Free schools 'harm education of children nearby'
Richard Garner has been Education Editor of The Independent for 12 years and writing about the subject for 34 years. Before becoming a journalist, he worked as a disc jockey in London pubs and clubs and for a hospital radio station. His main hobbies are cricket (watching these days) and theatre. On his days off, he is most likelt to be found at Lord’s or the King’s Head Theatre Club.
Monday 09 April 2012
The Government's flagship free schools are seriously damaging the education of children in neighbouring schools, according to research published today.
Analysis of those free schools already approved by the Education Secretary, Michael Gove, reveals that many have been set up in areas where existing schools already have surplus places.
Their arrival has caused a loss of pupils for existing comprehensives – threatening their viability, says the report. In one school – an academy highly rated by Ofsted, the education standards watchdog – the headteacher estimated he will lose £1m a year as a result of a new free school being set up.
So far, 24 free schools have been opened by the Government – run by parents, teachers and faith groups. A further 70 will open in the next 12 months.
Kevin Courtney, the deputy general secretary of the National Union of Teachers which published the survey, said the free-school policy was "a waste of taxpayers' money". "It is damaging children's education," he added.
The threat to neighbouring schools comes at a time when there is real pressure to open more primary schools because pupil numbers are rising by 450,000 as a result of an increase in the birth rate. However, many of the free schools are secondary schools, the report observes.
Cases cited in the report include the Beccles Free School in Suffolk – which, its opponents argue, could jeopardise the future of the highly rated Sir John Leman Academy. Jeremy Rowe, the academy's headteacher, has described the new free school as a "disaster", adding: "You can't invent children: there are a given number who go to school in Beccles." He estimates that the new school, supported by his local Conservative MP Peter Aldous, could cost the academy £1m.
A Bristol free school is being set up in an area of the city where four new schools have been built, and which already have 300 surplus places between them. In September last year, the free school was well below its target figure of recruiting 150 pupils – taking in just 70.
Becket Keys Church of England School in Brentwood, Essex, is being opened on the site of a secondary school closed because of a fall in pupil numbers. Neighbouring schools already says their rolls are down this year.
In Chorley, Lancashire, a free school with provision for 500 children will open in September despite the fact there are already 400 surplus secondary places in the town.
"It is not just the usual suspects that are against this," said Mr Courtney.

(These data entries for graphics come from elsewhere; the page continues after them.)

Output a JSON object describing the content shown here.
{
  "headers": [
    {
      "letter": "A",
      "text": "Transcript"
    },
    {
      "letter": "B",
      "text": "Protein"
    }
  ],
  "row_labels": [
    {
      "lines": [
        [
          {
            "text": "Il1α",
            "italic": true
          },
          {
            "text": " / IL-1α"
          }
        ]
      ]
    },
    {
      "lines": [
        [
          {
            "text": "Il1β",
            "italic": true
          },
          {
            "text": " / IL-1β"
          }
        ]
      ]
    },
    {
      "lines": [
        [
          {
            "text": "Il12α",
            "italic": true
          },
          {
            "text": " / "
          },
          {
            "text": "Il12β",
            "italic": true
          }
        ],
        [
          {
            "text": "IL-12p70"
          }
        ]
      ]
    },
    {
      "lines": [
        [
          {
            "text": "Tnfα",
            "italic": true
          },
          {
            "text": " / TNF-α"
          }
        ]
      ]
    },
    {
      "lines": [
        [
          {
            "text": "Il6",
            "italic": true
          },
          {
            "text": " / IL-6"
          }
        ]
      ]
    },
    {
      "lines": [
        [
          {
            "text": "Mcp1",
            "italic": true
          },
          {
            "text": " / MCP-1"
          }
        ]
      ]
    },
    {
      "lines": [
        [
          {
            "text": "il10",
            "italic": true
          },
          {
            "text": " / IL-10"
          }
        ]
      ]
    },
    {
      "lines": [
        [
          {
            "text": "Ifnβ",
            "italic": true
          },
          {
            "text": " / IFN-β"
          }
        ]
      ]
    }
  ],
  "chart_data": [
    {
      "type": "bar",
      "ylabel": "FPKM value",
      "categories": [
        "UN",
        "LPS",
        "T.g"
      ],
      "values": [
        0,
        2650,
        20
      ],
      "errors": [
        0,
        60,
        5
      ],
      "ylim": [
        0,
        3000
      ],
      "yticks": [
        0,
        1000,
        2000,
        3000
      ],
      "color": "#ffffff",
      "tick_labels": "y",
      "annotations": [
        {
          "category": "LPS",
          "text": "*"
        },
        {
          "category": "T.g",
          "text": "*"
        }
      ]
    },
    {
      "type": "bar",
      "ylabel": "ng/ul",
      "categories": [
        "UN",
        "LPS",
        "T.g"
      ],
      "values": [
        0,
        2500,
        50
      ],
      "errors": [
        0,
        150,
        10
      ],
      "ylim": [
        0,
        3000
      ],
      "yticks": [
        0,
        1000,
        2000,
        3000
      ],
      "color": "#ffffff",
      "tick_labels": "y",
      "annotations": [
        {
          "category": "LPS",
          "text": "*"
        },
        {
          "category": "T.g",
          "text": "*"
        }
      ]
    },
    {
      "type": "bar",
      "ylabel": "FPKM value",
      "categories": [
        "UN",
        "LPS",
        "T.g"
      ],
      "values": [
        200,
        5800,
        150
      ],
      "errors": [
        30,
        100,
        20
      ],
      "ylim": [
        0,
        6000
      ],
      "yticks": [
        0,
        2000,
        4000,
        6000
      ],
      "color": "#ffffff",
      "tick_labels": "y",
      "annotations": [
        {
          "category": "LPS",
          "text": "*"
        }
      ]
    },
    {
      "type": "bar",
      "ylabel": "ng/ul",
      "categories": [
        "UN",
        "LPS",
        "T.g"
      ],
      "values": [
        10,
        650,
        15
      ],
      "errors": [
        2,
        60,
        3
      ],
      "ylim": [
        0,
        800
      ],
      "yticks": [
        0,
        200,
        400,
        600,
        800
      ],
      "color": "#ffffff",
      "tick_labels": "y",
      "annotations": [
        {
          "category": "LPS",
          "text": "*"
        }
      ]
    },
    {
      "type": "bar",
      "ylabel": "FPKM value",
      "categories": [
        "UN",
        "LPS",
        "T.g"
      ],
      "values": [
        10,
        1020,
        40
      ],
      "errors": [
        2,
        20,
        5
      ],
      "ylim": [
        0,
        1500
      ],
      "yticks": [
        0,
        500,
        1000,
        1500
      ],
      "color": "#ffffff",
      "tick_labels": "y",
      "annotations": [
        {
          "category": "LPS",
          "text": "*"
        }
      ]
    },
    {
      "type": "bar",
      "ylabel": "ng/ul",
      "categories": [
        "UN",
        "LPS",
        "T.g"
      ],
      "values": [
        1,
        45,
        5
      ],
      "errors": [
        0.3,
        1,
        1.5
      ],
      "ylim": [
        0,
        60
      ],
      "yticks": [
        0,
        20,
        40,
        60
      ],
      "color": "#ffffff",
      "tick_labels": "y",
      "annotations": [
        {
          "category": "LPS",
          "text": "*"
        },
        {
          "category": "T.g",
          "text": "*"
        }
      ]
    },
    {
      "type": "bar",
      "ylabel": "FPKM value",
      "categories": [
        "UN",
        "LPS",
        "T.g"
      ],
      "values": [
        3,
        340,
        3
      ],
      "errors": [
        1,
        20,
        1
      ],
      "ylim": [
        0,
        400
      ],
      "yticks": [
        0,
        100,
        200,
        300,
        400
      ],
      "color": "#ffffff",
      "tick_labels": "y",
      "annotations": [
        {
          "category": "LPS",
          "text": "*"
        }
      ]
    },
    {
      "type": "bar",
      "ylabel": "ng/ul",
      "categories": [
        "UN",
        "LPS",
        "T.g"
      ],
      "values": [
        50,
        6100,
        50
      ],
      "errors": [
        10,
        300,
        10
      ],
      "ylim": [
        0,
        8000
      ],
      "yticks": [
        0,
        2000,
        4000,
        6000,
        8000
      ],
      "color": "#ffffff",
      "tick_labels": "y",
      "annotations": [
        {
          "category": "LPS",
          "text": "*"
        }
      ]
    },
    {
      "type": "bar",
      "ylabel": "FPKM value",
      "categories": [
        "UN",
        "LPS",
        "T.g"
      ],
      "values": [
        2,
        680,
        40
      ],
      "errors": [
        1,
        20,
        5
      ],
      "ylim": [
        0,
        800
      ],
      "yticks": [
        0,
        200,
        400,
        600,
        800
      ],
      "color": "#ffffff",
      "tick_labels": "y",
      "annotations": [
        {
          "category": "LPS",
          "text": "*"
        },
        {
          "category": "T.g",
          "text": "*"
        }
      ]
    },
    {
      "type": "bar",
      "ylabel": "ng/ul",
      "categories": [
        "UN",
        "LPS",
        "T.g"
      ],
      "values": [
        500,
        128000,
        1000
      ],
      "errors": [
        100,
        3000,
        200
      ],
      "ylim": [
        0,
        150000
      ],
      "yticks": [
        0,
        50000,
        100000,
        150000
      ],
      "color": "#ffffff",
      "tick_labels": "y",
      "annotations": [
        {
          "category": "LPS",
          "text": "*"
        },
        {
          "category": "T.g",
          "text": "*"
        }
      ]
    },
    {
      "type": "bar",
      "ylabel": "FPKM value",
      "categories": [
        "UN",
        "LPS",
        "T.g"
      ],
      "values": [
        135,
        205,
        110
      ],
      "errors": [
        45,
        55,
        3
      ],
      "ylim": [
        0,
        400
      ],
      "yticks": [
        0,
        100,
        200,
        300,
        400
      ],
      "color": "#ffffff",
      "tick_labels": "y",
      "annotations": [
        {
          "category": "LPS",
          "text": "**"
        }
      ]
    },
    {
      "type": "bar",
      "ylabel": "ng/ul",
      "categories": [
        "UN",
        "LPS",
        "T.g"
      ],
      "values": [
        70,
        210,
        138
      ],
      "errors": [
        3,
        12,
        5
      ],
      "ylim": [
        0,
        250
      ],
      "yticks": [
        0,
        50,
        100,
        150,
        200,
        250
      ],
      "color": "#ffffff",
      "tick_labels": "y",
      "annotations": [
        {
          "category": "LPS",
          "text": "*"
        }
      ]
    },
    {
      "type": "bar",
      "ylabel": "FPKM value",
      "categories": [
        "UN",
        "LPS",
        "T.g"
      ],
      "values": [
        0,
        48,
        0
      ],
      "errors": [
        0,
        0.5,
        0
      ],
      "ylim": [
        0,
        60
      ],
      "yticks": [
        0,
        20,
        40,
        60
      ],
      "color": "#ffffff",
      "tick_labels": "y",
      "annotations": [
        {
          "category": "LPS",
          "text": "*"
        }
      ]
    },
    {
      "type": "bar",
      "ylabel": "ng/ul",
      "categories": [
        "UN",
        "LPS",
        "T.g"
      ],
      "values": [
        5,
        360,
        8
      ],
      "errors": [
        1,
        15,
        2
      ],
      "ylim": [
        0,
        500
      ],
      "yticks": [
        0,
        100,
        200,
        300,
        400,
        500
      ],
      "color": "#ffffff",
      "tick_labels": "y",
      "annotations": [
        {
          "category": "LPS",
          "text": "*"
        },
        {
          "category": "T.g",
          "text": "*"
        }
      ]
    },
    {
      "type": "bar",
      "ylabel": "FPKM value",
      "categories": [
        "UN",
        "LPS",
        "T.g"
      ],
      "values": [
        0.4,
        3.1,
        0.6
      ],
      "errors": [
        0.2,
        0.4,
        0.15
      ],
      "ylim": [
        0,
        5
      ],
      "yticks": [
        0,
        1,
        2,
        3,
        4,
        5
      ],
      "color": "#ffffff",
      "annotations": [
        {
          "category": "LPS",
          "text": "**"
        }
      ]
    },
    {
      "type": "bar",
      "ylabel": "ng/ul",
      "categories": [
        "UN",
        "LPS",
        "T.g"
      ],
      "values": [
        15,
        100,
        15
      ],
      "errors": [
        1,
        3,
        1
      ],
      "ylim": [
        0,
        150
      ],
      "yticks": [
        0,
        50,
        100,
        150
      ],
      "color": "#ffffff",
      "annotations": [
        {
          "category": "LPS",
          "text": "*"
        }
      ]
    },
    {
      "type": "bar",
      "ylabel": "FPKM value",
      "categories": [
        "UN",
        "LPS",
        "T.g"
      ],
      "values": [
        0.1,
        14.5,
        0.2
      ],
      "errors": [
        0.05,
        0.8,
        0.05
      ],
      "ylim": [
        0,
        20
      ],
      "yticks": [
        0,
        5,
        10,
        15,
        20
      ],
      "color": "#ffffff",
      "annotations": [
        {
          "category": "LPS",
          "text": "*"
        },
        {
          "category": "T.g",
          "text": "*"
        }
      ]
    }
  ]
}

Under the legislation setting up free schools, Mr Gove is required to carry out an impact assessment of the effect any new school will have on the neighbourhood. However, a Freedom of Information request from the union to see his assessments met with a refusal on the grounds that he is allowed to withhold the information if it is to help him make a political decision. The NUT is now complaining to the Information Commissioner, claiming that it is in the public interest to publish the assessments.
Today's report says: "There is evidence that the views of local authorities are currently being ignored where they have raised concerns about the negative impact of a new school. This cannot be in the interests of pupils, parents or the taxpayer."
A spokeswoman for the Department for Education said: "Many of the first free schools were set up by talented heads and teachers with years of experience in state schools. These professionals listened to what parents had to say and responded with more local choice for children. As a result, the vast majority are oversubscribed.
"It is disappointing that the work of these teachers is being overlooked by the NUT."
Meanwhile, Chris Keates, general secretary of the National Association of Schoolmasters Union of Women Teachers, claimed Mr Gove was "intent on recreating the world of the 1950s grammar schools".
In her speech to her conference in Birmingham, she said that was "a time when élite universities had control of school examinations which were essentially entrance examinations for Oxbridge".
"This is not an education service fit for the 21st century – these are regressive, elitist education policies designed to set up a quasi-independent school sector funded by the state," she added.
CLASS WAR: PILFERING PUPILS
The Bristol Free School has created empty places in four surrounding schools, including Henbury School, an academy in north Bristol.
The establishment of Lancashire's Chorley Career and Sixth-Form Academy will directly affect the nearby Runshaw and Preston colleges.
Derby Pride Academy – an alternative provision free school – will threaten the viability of Kingsmead Pupil Referral Unit in Derby.
Becket Keys Church of England School in Brentwood, Essex, is to be given free-school status despite neighbouring Shenfield High and Brentwood County High reporting that their admissions are down.
Sir John Leman High School in Suffolk estimates it will lose £1m a year as a result of the establishment of Beccles Free School.
Sandymoor School, a 900-place free secondary in Runcorn, Cheshire, could put two of the area's other secondary schools at risk. They already operate below full capacity.
Of the 60 children enrolled at Canary Wharf College – a free infants' school in London's Docklands – 16 transferred from a neighbouring school.